What is the business judgment rule?
A rebuttable presumption that D reasonably believed his actions were in the best interest of C
-> does not apply when D engages in a conflict-of-interest transaction with C.
How do you overcome the business judgment rule?
It must be shown that
-> D did not act in good faith
-> D was not informed to the extent he reasonably believed was necessary
-> D had material interests in challenged conduct and was not objective
-> D failed to devote attention to C’s affairs
-> D failed to timely investigate matters of material concern
OR
-> D received financially benefits to which he was not entitled
When is the presumption of good faith under the BJR overcome?
It is overcome if the challenge shows
-> fraud
-> dereliction of duty
-> condoning illegal conduct
OR
-> a conflict of interest
What is D’s duty of loyalty?
It requires D to act in a manner that D reasonably believes is in the best interest of C.
What are the three ways D violates his duty of loyalty?
-> self-dealing transaction
-> usurpation of corporate opportunity
-> competition with C
What is the rule regarding self-dealing transactions with the D (director’s conflicting interest transaction)?
A D who engages in a conflict-of-interest transaction with his own C violates the duty of loyalty
-> UNLESS the transaction is protected under the safe-harbor rules.
D cannot profit at C’s expense.
What are the types of transactions that fall under self-dealing?
Types of transacitons
-> one that would normally require approval of BD and is of such financial significance to D that it would reasonably be expected to influence D’s vote on the transaction (also includes dealings with persons related to D)

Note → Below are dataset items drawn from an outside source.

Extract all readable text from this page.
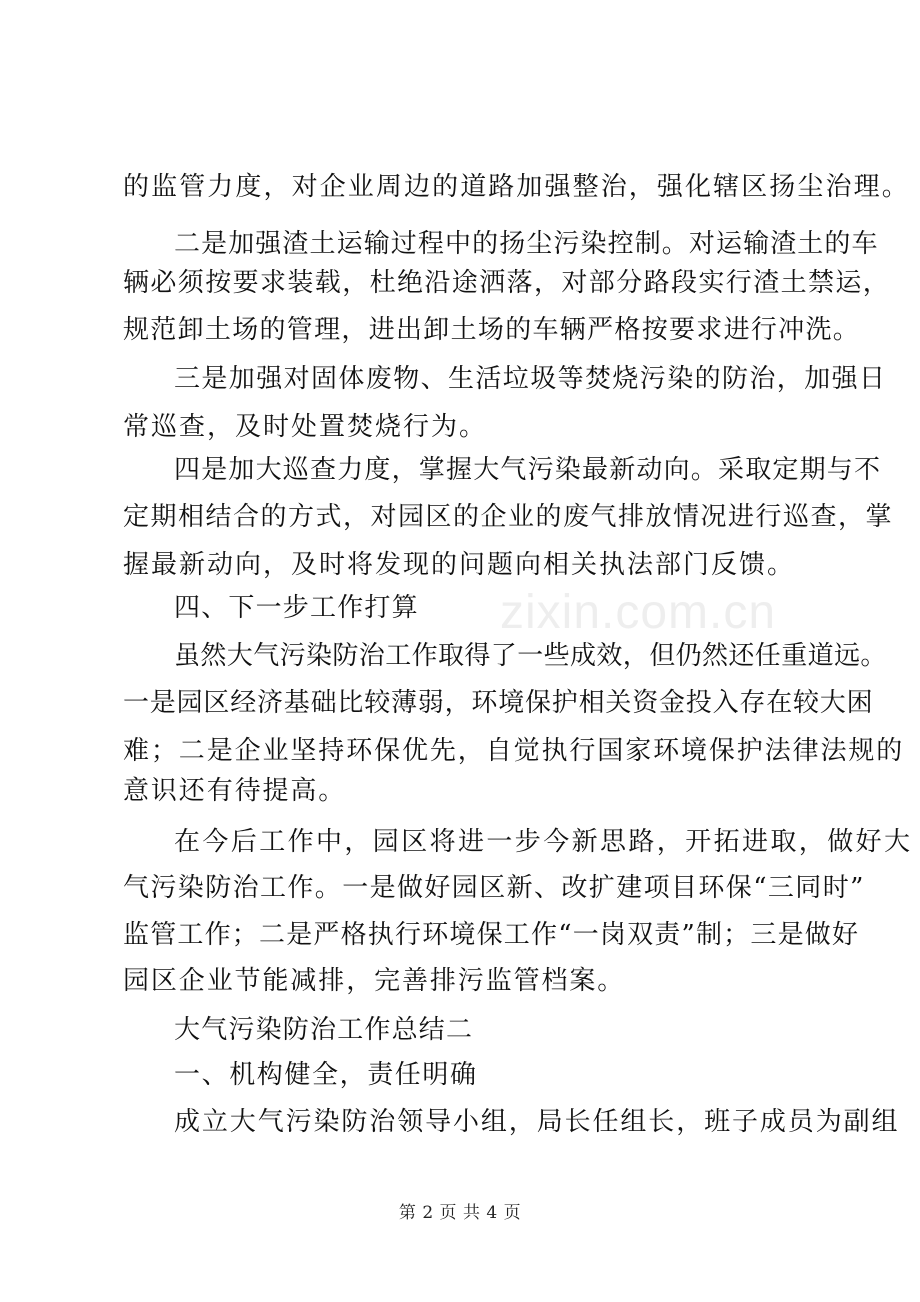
的监管力度，对企业周边的道路加强整治，强化辖区扬尘治理。
二是加强渣土运输过程中的扬尘污染控制。对运输渣土的车
辆必须按要求装载，杜绝沿途洒落，对部分路段实行渣土禁运，
规范卸土场的管理，进出卸土场的车辆严格按要求进行冲洗。
三是加强对固体废物、生活垃圾等焚烧污染的防治，加强日
常巡查，及时处置焚烧行为。
四是加大巡查力度，掌握大气污染最新动向。采取定期与不
定期相结合的方式，对园区的企业的废气排放情况进行巡查，掌
握最新动向，及时将发现的问题向相关执法部门反馈。
四、下一步工作打算
虽然大气污染防治工作取得了一些成效，但仍然还任重道远。
一是园区经济基础比较薄弱，环境保护相关资金投入存在较大困
难；二是企业坚持环保优先，自觉执行国家环境保护法律法规的
意识还有待提高。
在今后工作中，园区将进一步今新思路，开拓进取，做好大
气污染防治工作。一是做好园区新、改扩建项目环保“三同时”
监管工作；二是严格执行环境保工作“一岗双责”制；三是做好
园区企业节能减排，完善排污监管档案。
大气污染防治工作总结二
一、机构健全，责任明确
成立大气污染防治领导小组，局长任组长，班子成员为副组
zixin.com.cn
第 2 页 共 4 页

-> the interest must be financial and material
What are the safe harbors with regards to a self-dealing transaction?
Disclosure of all material facts and majority approval by BD or SHs without a conflicting interest.
AND
Fairness (substantive and procedural) of the transaction to C at the time of commencement
What is the second way a D may violate his duty of loyalty?
By usurping a corporate opportunity rather than first offering the opportunity to the corporation.
What are the two tests used to determine if a D has usurped a corporate opportunity?
What other factors does a court look at to determine whether an opportunity belonged to C?
Interest or expectancy test
-> does C have an existing interest or an expectancy arising from an existing right to the opportunity
Line-of business test
-> is the opportunity within the C’s current or prospective line of business
AND
-> how expansive is C’s line of business
Other factors
-> relationship of the third party to D and of D to C
-> how and when D acquired knowledge of the opportunity
How does D violate his duty of loyalty through competition with C?
A D who engages in a business venture that competes with C has breached the duty.
When is C required, prohibited, and allowed to indemnify D?
C is required to indemnify D
-> for any reasonable expense incurred in the successful defense of a proceeding against the D
C is prohibited from indemnifying D
-> against liability due to the receipt of an improper personal benefit ( don’t want to reward bad behavior that benefits C)
C may indemnify in an unsuccessful defense if D
-> acted in good faith with a reasonable belief that the conduct was in C’s best interest
AND
-> D did not have reasonable cause to believe the conduct was unlawful
What is D’s inspection rights?
D has a right to inspect and copy C’s books and records.